Sete vidas (Seven Pounds) é o título do filme protagonizado por Will Smith retratando a vida e a morte de um depressivo algemado ao sentimento de culpa pela morte da esposa. Filme de grandes virtudes, mostra como Bem Thomas (Will) planeja sua morte para salvar 7 vidas. O drama tem seu ápice quando Ben encontra Emily (Rosário Dawson) que lhe dá novamente motivos para viver, no entanto, para salvar a vida dessa pessoa ele precisa morrer. 7 vidas nos mostra o extremo do altruísmo, ainda que motivado pela perda do valor da própria vida.
Sete mortes é o título que dou aqui ao drama, não ficcional, vivido por 6 adolescentes e um esquizofrênico em Luziânia e Goiânia, ambas cidades em Goiás. Diego (13), Paulo Victor (16), George (17), Divino (16), Flávio (14) e Márcio (19), não são personagens de um filme, mas vidas reais que foram interrompidas por Adimar Jesus da Silva, alcunhado como o Maníaco de Luziânia. Por fim, Adimar foi encontrado morto em sua cela em Goiânia, em um suposto suicídio. 7 mortes nos mostra o extremo do egoísmo, embora motivado pela perda do valor da vida, inclusive a do próprio portador desse sentimento.

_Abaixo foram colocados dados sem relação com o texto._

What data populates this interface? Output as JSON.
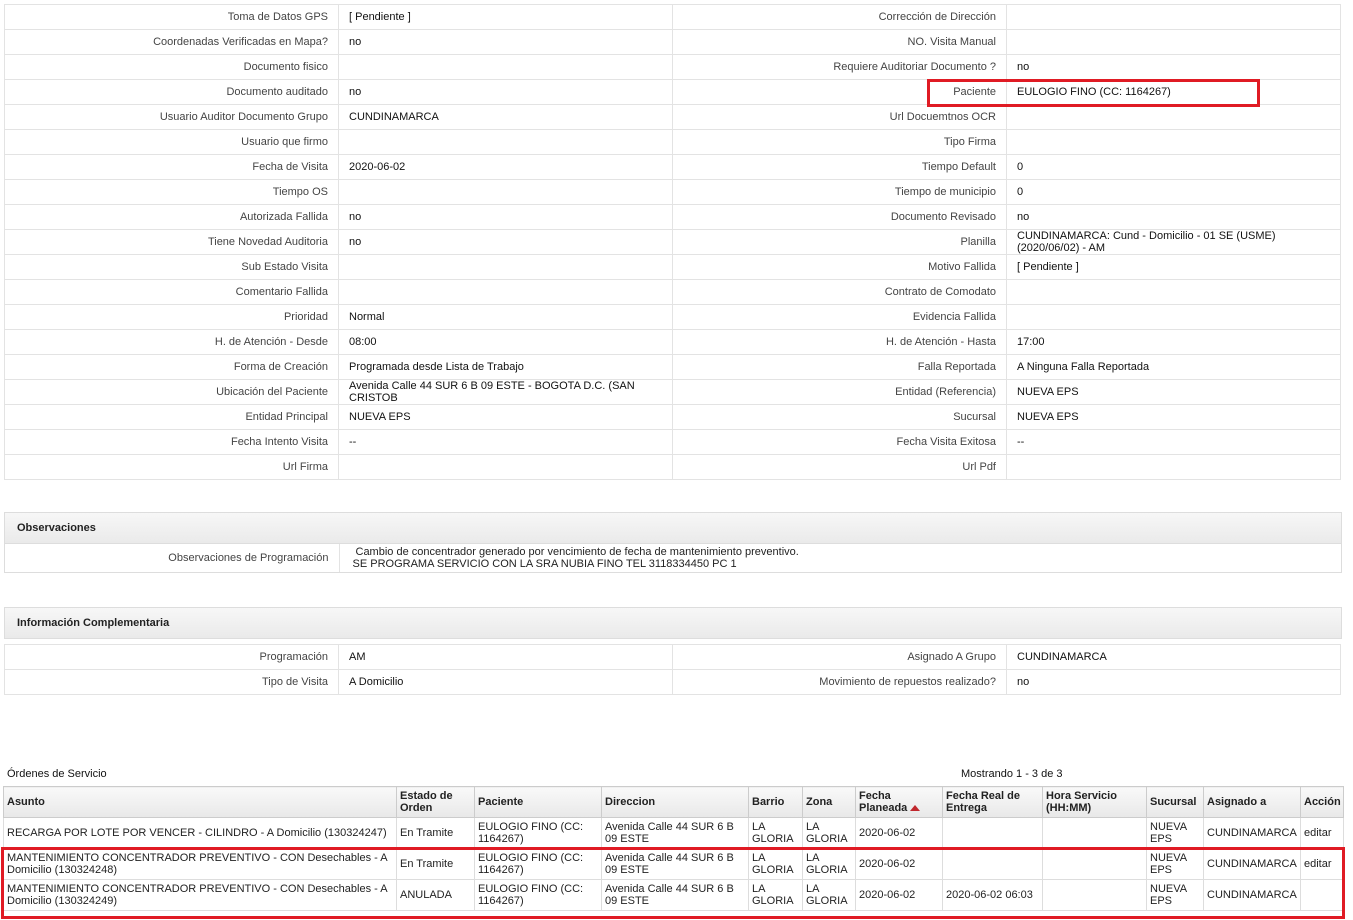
{
  "details": [
    {
      "l1": "Toma de Datos GPS",
      "v1": "[ Pendiente ]",
      "l2": "Corrección de Dirección",
      "v2": ""
    },
    {
      "l1": "Coordenadas Verificadas en Mapa?",
      "v1": "no",
      "l2": "NO. Visita Manual",
      "v2": ""
    },
    {
      "l1": "Documento fisico",
      "v1": "",
      "l2": "Requiere Auditoriar Documento ?",
      "v2": "no"
    },
    {
      "l1": "Documento auditado",
      "v1": "no",
      "l2": "Paciente",
      "v2": "EULOGIO FINO (CC: 1164267)"
    },
    {
      "l1": "Usuario Auditor Documento Grupo",
      "v1": "CUNDINAMARCA",
      "l2": "Url Docuemtnos OCR",
      "v2": ""
    },
    {
      "l1": "Usuario que firmo",
      "v1": "",
      "l2": "Tipo Firma",
      "v2": ""
    },
    {
      "l1": "Fecha de Visita",
      "v1": "2020-06-02",
      "l2": "Tiempo Default",
      "v2": "0"
    },
    {
      "l1": "Tiempo OS",
      "v1": "",
      "l2": "Tiempo de municipio",
      "v2": "0"
    },
    {
      "l1": "Autorizada Fallida",
      "v1": "no",
      "l2": "Documento Revisado",
      "v2": "no"
    },
    {
      "l1": "Tiene Novedad Auditoria",
      "v1": "no",
      "l2": "Planilla",
      "v2": "CUNDINAMARCA: Cund - Domicilio - 01 SE (USME) (2020/06/02) - AM"
    },
    {
      "l1": "Sub Estado Visita",
      "v1": "",
      "l2": "Motivo Fallida",
      "v2": "[ Pendiente ]"
    },
    {
      "l1": "Comentario Fallida",
      "v1": "",
      "l2": "Contrato de Comodato",
      "v2": ""
    },
    {
      "l1": "Prioridad",
      "v1": "Normal",
      "l2": "Evidencia Fallida",
      "v2": ""
    },
    {
      "l1": "H. de Atención - Desde",
      "v1": "08:00",
      "l2": "H. de Atención - Hasta",
      "v2": "17:00"
    },
    {
      "l1": "Forma de Creación",
      "v1": "Programada desde Lista de Trabajo",
      "l2": "Falla Reportada",
      "v2": "A Ninguna Falla Reportada"
    },
    {
      "l1": "Ubicación del Paciente",
      "v1": "Avenida Calle 44 SUR 6 B 09 ESTE - BOGOTA D.C. (SAN CRISTOB",
      "l2": "Entidad (Referencia)",
      "v2": "NUEVA EPS"
    },
    {
      "l1": "Entidad Principal",
      "v1": "NUEVA EPS",
      "l2": "Sucursal",
      "v2": "NUEVA EPS"
    },
    {
      "l1": "Fecha Intento Visita",
      "v1": "--",
      "l2": "Fecha Visita Exitosa",
      "v2": "--"
    },
    {
      "l1": "Url Firma",
      "v1": "",
      "l2": "Url Pdf",
      "v2": ""
    }
  ],
  "observaciones": {
    "title": "Observaciones",
    "label": "Observaciones de Programación",
    "line1": "Cambio de concentrador generado por vencimiento de fecha de mantenimiento preventivo.",
    "line2": "SE PROGRAMA SERVICIO CON LA SRA NUBIA FINO TEL 3118334450 PC 1"
  },
  "complementaria": {
    "title": "Información Complementaria",
    "rows": [
      {
        "l1": "Programación",
        "v1": "AM",
        "l2": "Asignado A Grupo",
        "v2": "CUNDINAMARCA"
      },
      {
        "l1": "Tipo de Visita",
        "v1": "A Domicilio",
        "l2": "Movimiento de repuestos realizado?",
        "v2": "no"
      }
    ]
  },
  "orders": {
    "title": "Órdenes de Servicio",
    "showing": "Mostrando 1 - 3 de 3",
    "columns": [
      "Asunto",
      "Estado de Orden",
      "Paciente",
      "Direccion",
      "Barrio",
      "Zona",
      "Fecha Planeada",
      "Fecha Real de Entrega",
      "Hora Servicio (HH:MM)",
      "Sucursal",
      "Asignado a",
      "Acción"
    ],
    "rows": [
      {
        "asunto": "RECARGA POR LOTE POR VENCER - CILINDRO - A Domicilio (130324247)",
        "estado": "En Tramite",
        "paciente": "EULOGIO FINO (CC: 1164267)",
        "direccion": "Avenida Calle 44 SUR 6 B 09 ESTE",
        "barrio": "LA GLORIA",
        "zona": "LA GLORIA",
        "fecha_planeada": "2020-06-02",
        "fecha_real": "",
        "hora": "",
        "sucursal": "NUEVA EPS",
        "asignado": "CUNDINAMARCA",
        "accion": "editar"
      },
      {
        "asunto": "MANTENIMIENTO CONCENTRADOR PREVENTIVO - CON Desechables - A Domicilio (130324248)",
        "estado": "En Tramite",
        "paciente": "EULOGIO FINO (CC: 1164267)",
        "direccion": "Avenida Calle 44 SUR 6 B 09 ESTE",
        "barrio": "LA GLORIA",
        "zona": "LA GLORIA",
        "fecha_planeada": "2020-06-02",
        "fecha_real": "",
        "hora": "",
        "sucursal": "NUEVA EPS",
        "asignado": "CUNDINAMARCA",
        "accion": "editar"
      },
      {
        "asunto": "MANTENIMIENTO CONCENTRADOR PREVENTIVO - CON Desechables - A Domicilio (130324249)",
        "estado": "ANULADA",
        "paciente": "EULOGIO FINO (CC: 1164267)",
        "direccion": "Avenida Calle 44 SUR 6 B 09 ESTE",
        "barrio": "LA GLORIA",
        "zona": "LA GLORIA",
        "fecha_planeada": "2020-06-02",
        "fecha_real": "2020-06-02 06:03",
        "hora": "",
        "sucursal": "NUEVA EPS",
        "asignado": "CUNDINAMARCA",
        "accion": ""
      }
    ]
  },
  "highlight_color": "#e01b24"
}
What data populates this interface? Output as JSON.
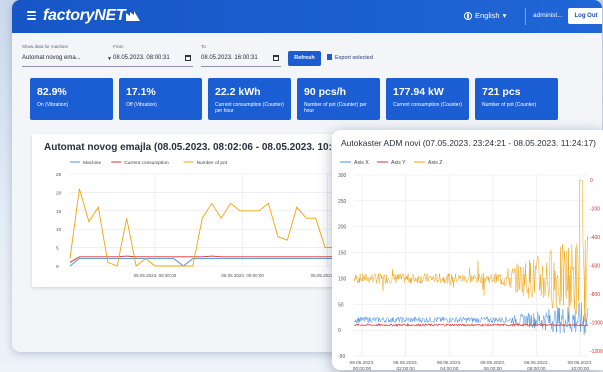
{
  "header": {
    "brand_text": "factoryNET",
    "language": "English",
    "user": "administ...",
    "logout": "Log Out"
  },
  "filters": {
    "machine": {
      "label": "Show data for machine",
      "value": "Automat novog ema..."
    },
    "from": {
      "label": "From",
      "value": "08.05.2023. 08:00:31"
    },
    "to": {
      "label": "To",
      "value": "08.05.2023. 16:00:31"
    },
    "refresh": "Refresh",
    "export": "Export selected"
  },
  "kpis": [
    {
      "value": "82.9%",
      "label": "On (Vibration)"
    },
    {
      "value": "17.1%",
      "label": "Off (Vibration)"
    },
    {
      "value": "22.2 kWh",
      "label": "Current consumption (Counter) per hour"
    },
    {
      "value": "90 pcs/h",
      "label": "Number of pot (Counter) per hour"
    },
    {
      "value": "177.94 kW",
      "label": "Current consumption (Counter)"
    },
    {
      "value": "721 pcs",
      "label": "Number of pot (Counter)"
    }
  ],
  "colors": {
    "primary": "#1b5ed4",
    "blue_series": "#4a90e2",
    "red_series": "#d9302b",
    "orange_series": "#f0a30a"
  },
  "chart_data": [
    {
      "type": "line",
      "title": "Automat novog emajla (08.05.2023. 08:02:06 - 08.05.2023. 10:20:08)",
      "series": [
        {
          "name": "Machine",
          "color": "#4a90e2",
          "values": [
            0,
            2,
            2,
            2,
            2,
            2,
            2,
            2,
            2,
            2,
            2,
            2,
            0,
            2,
            2,
            2,
            2,
            2,
            2,
            2,
            2,
            2,
            2,
            2,
            2,
            2,
            2,
            2,
            2,
            2
          ]
        },
        {
          "name": "Current consumption",
          "color": "#d9302b",
          "values": [
            1,
            2.5,
            2.5,
            2.5,
            2.5,
            2.5,
            2.7,
            2.5,
            2.5,
            2.5,
            2.5,
            2.5,
            2.5,
            2.5,
            2.5,
            2.7,
            2.5,
            2.5,
            2.5,
            2.5,
            2.5,
            2.5,
            2.5,
            2.5,
            2.5,
            2.5,
            2.5,
            2.5,
            2.5,
            2.5
          ]
        },
        {
          "name": "Number of pot",
          "color": "#f0a30a",
          "values": [
            2,
            21,
            12,
            16,
            1,
            0,
            13,
            0,
            2,
            0,
            0,
            0,
            0,
            0,
            13,
            17,
            13,
            17,
            15,
            15,
            15,
            17,
            8,
            7,
            16,
            13,
            13,
            5,
            5,
            12
          ]
        }
      ],
      "x_ticks": [
        "08.05.2023. 08:30:00",
        "08.05.2023. 09:00:00",
        "08.05.2023. 09:3"
      ],
      "ylim": [
        0,
        25
      ],
      "y_ticks": [
        0,
        5,
        10,
        15,
        20,
        25
      ]
    },
    {
      "type": "line",
      "title": "Autokaster ADM novi (07.05.2023. 23:24:21 - 08.05.2023. 11:24:17)",
      "series": [
        {
          "name": "Axis X",
          "color": "#4a90e2"
        },
        {
          "name": "Axis Y",
          "color": "#d9302b"
        },
        {
          "name": "Axis Z",
          "color": "#f0a30a"
        }
      ],
      "ylim": [
        -50,
        300
      ],
      "y_ticks": [
        -50,
        0,
        50,
        100,
        150,
        200,
        250,
        300
      ],
      "y2_ticks": [
        0,
        -200,
        -400,
        -600,
        -800,
        -1000,
        -1200
      ],
      "x_ticks": [
        "08.05.2023. 00:00:00",
        "08.05.2023. 02:00:00",
        "08.05.2023. 04:00:00",
        "08.05.2023. 06:00:00",
        "08.05.2023. 08:00:00",
        "08.05.2023. 10:00:00"
      ]
    }
  ]
}
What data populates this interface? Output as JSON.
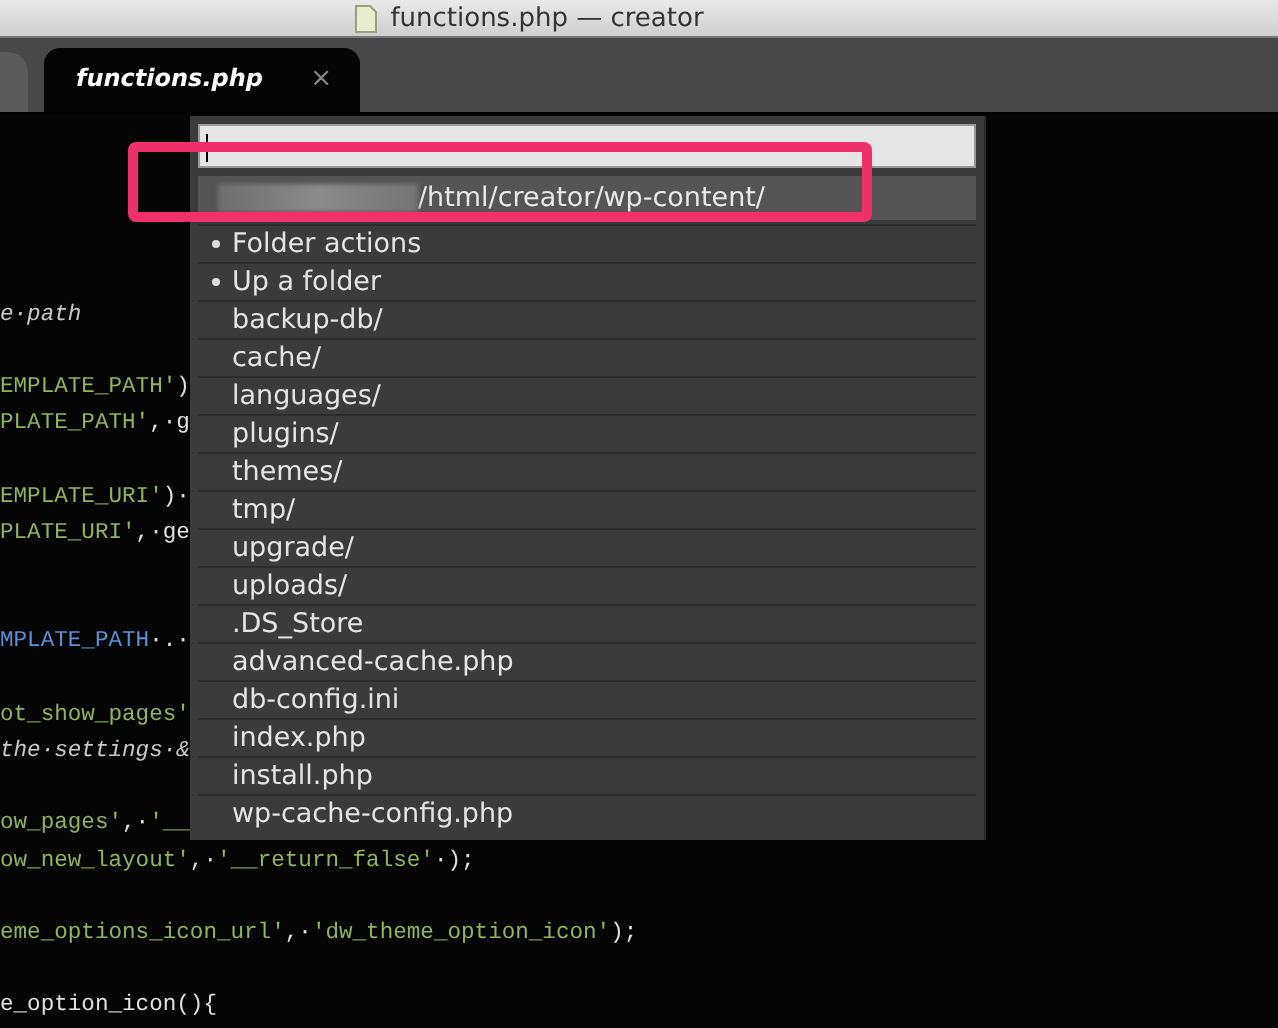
{
  "window": {
    "title": "functions.php — creator"
  },
  "tabs": [
    {
      "label": "functions.php",
      "selected": true,
      "close": "×"
    }
  ],
  "code_lines": [
    {
      "kind": "blank"
    },
    {
      "kind": "blank"
    },
    {
      "kind": "blank"
    },
    {
      "kind": "blank"
    },
    {
      "kind": "code",
      "segments": [
        {
          "t": "e·path",
          "kind": "comment"
        }
      ]
    },
    {
      "kind": "blank"
    },
    {
      "kind": "code",
      "segments": [
        {
          "t": "EMPLATE_PATH'",
          "kind": "string"
        },
        {
          "t": ")",
          "kind": "plain"
        }
      ]
    },
    {
      "kind": "code",
      "segments": [
        {
          "t": "PLATE_PATH'",
          "kind": "string"
        },
        {
          "t": ",·g",
          "kind": "plain"
        }
      ]
    },
    {
      "kind": "blank"
    },
    {
      "kind": "code",
      "segments": [
        {
          "t": "EMPLATE_URI'",
          "kind": "string"
        },
        {
          "t": ")·",
          "kind": "plain"
        }
      ]
    },
    {
      "kind": "code",
      "segments": [
        {
          "t": "PLATE_URI'",
          "kind": "string"
        },
        {
          "t": ",·ge",
          "kind": "plain"
        }
      ]
    },
    {
      "kind": "blank"
    },
    {
      "kind": "blank"
    },
    {
      "kind": "code",
      "segments": [
        {
          "t": "MPLATE_PATH",
          "kind": "constant"
        },
        {
          "t": "·.·",
          "kind": "plain"
        }
      ]
    },
    {
      "kind": "blank"
    },
    {
      "kind": "code",
      "segments": [
        {
          "t": "ot_show_pages'",
          "kind": "string"
        }
      ]
    },
    {
      "kind": "code",
      "segments": [
        {
          "t": "the·settings·&",
          "kind": "comment"
        }
      ]
    },
    {
      "kind": "blank"
    },
    {
      "kind": "code",
      "segments": [
        {
          "t": "ow_pages'",
          "kind": "string"
        },
        {
          "t": ",·",
          "kind": "plain"
        },
        {
          "t": "'__",
          "kind": "string"
        }
      ]
    },
    {
      "kind": "code",
      "segments": [
        {
          "t": "ow_new_layout'",
          "kind": "string"
        },
        {
          "t": ",·",
          "kind": "plain"
        },
        {
          "t": "'__return_false'",
          "kind": "string"
        },
        {
          "t": "·);",
          "kind": "plain"
        }
      ]
    },
    {
      "kind": "blank"
    },
    {
      "kind": "code",
      "segments": [
        {
          "t": "eme_options_icon_url'",
          "kind": "string"
        },
        {
          "t": ",·",
          "kind": "plain"
        },
        {
          "t": "'dw_theme_option_icon'",
          "kind": "string"
        },
        {
          "t": ");",
          "kind": "plain"
        }
      ]
    },
    {
      "kind": "blank"
    },
    {
      "kind": "code",
      "segments": [
        {
          "t": "e_option_icon(){",
          "kind": "plain"
        }
      ]
    }
  ],
  "palette": {
    "path": "/html/creator/wp-content/",
    "items": [
      {
        "label": "Folder actions",
        "kind": "action"
      },
      {
        "label": "Up a folder",
        "kind": "action"
      },
      {
        "label": "backup-db/",
        "kind": "entry"
      },
      {
        "label": "cache/",
        "kind": "entry"
      },
      {
        "label": "languages/",
        "kind": "entry"
      },
      {
        "label": "plugins/",
        "kind": "entry"
      },
      {
        "label": "themes/",
        "kind": "entry"
      },
      {
        "label": "tmp/",
        "kind": "entry"
      },
      {
        "label": "upgrade/",
        "kind": "entry"
      },
      {
        "label": "uploads/",
        "kind": "entry"
      },
      {
        "label": ".DS_Store",
        "kind": "entry"
      },
      {
        "label": "advanced-cache.php",
        "kind": "entry"
      },
      {
        "label": "db-config.ini",
        "kind": "entry"
      },
      {
        "label": "index.php",
        "kind": "entry"
      },
      {
        "label": "install.php",
        "kind": "entry"
      },
      {
        "label": "wp-cache-config.php",
        "kind": "entry"
      }
    ]
  }
}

Enquanto a mídia discute a ação policial, a negligência da justiça brasileira ao libertar um esquizofrênico (assim ele foi diagnosticado), as opiniões psicológicas e diagnósticos psiquiátricos, ou ainda as questões relacionadas à pedofilia e desvios de comportamento sexuais, gostaria de fazer uma comparação entre essas histórias. Uma contraposição sobre a ficção de 7 vidas e a realidade das 7 mortes. Um exemplo de altruísmo exacerbado e outro de egoísmo doentio.
Faço isso para ilustrar outro drama. Aquele que vivemos cotidianamente, aquele que nos incomoda a cada manhã e nos acompanha em nossas curtas noites de sono. O drama que se desenvolve na esteira de nossas dúvidas entre o prazer pessoal e o bem coletivo, entre a contribuição social de minha vida e a minha realização individual. Em geral, nos debatemos nessas dúvidas, e talvez o melhor que conseguimos fazer é atravessar as fronteiras do altruísmo e do egoísmo durante vários momentos de nosso dia a dia. A pergunta honesta é porque nos deprimimos quando dedicamos nossas vidas apenas aos outros? E porque nos violentamos quando dedicamos a nossa vida apenas a nós mesmos?
A resposta? Não sei ao certo. Talvez seja porque Deus deseja que usemos a nossa vida a favor de objetivos maiores que nós (Atos 20.24), sem, contudo, deixar de viver para nós também (Eclesiastes 2.24). Ou como argumenta com muita propriedade Blaise Pascal: “Todas as pessoas buscam a felicidade. Não há exceção para isso. Sejam quais forem os meios diferentes que empreguem, todos objetivam esse alvo. A razão de alguns irem à guerra, e de outros a evitarem, é o mesmo desejo em ambos, visto de perspectivas diferentes. A vontade nunca dará o último passo em outra direção. Esse é o motivo de cada ação de todo ser humano, mesmo dos que se enforcam.”
Vivamos, portanto, tentando fazer de nosso prazer alguma coisa útil para os outros, buscando em outros alguma razão para a nossa alegria. Posso estar errado, mas imagino que o equilíbrio não é viver um pouco do altruísmo temperado com um pouco de egoísmo Nem é perambular entre um e outro, mas viver o extremo do altruísmo, fazendo dele um ato “egoísta”, ou seja, o meu prazer. Esse é o nosso drama, salvar 7 vidas perdendo a nossa, ou destruir 7 vidas, inclusive a nossa?